Polisler, Gaugin ve kardeşi Theo'nun eşinin ifadeleri, van Gogh'un kulağının sadece bir bölümünü kestiği yönündeydi. Basında da, kulağının sadece alt kısmını kestiği bilgisi yer aldı.

Amsterdam'daki van Gogh Müzesi araştırmacılarından Luis van Tilborg'a göre, 100 yıl sonra ortaya çıkan Dr. Rey'in çizimi, kesik kulakla ilgili tüm tartışmaları sona erdirecek.

Yazar Bernadette Murphy'nin elde ettiği belge, Cuma günü Amsterdam'da açılacak olan, "Çılgınlığın Sınırında: Van Gogh ve Hastalıkları" adlı sergide izleyicilere sunulacak.

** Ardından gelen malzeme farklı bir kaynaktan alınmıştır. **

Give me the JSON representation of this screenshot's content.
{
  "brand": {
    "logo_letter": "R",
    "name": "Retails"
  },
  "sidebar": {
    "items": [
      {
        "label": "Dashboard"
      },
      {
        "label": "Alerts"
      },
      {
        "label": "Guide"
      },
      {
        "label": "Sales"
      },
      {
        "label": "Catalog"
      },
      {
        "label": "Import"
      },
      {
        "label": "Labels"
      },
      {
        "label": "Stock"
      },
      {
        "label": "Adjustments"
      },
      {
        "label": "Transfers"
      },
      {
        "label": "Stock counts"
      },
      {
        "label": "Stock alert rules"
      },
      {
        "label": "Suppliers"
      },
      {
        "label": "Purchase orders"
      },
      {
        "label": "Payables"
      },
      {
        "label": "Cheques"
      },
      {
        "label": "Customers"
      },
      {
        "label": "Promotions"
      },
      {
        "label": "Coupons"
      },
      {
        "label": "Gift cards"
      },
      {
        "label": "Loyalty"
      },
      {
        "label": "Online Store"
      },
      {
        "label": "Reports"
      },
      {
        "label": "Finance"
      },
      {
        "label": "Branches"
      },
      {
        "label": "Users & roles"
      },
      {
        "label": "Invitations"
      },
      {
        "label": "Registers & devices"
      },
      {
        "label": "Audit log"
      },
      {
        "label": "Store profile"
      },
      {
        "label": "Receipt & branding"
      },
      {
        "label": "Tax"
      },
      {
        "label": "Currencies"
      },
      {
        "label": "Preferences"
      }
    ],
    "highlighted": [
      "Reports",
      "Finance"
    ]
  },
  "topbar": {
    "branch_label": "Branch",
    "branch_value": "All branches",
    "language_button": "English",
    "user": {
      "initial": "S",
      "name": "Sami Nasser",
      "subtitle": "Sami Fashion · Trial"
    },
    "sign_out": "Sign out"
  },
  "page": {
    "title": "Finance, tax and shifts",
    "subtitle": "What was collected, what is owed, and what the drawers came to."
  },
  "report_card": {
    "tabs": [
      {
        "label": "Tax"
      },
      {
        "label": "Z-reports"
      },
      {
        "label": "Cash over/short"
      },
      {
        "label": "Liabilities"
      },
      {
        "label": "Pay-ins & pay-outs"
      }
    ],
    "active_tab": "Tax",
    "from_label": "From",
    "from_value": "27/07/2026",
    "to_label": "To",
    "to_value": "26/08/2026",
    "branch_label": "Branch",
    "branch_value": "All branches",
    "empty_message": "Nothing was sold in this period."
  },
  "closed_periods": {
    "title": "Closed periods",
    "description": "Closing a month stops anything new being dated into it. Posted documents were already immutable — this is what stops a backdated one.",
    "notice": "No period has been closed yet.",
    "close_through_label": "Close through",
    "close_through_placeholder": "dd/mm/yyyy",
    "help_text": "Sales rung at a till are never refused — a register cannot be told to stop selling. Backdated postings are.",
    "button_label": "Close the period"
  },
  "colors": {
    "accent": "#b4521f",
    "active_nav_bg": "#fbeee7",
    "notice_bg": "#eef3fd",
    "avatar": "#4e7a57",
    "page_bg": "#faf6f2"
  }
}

Van Gogh Müzesi'ndeki sergide, Dr. Felix Rey'in van Gogh tarafından yapılan portresi ile büyük olasılıkla ünlü ressamın intihar ettiği silaha ait bir resim de yer alacak.

Araştırmcı van Tilborg, Hollanda Televizyonu'na (NOS) yaptığı açıklamada, "Hala nesi olduğunu ve kafasından neler geçtiğini bilmiyoruz. Bu kulak, o büyük hikayenin bir parçası" dedi.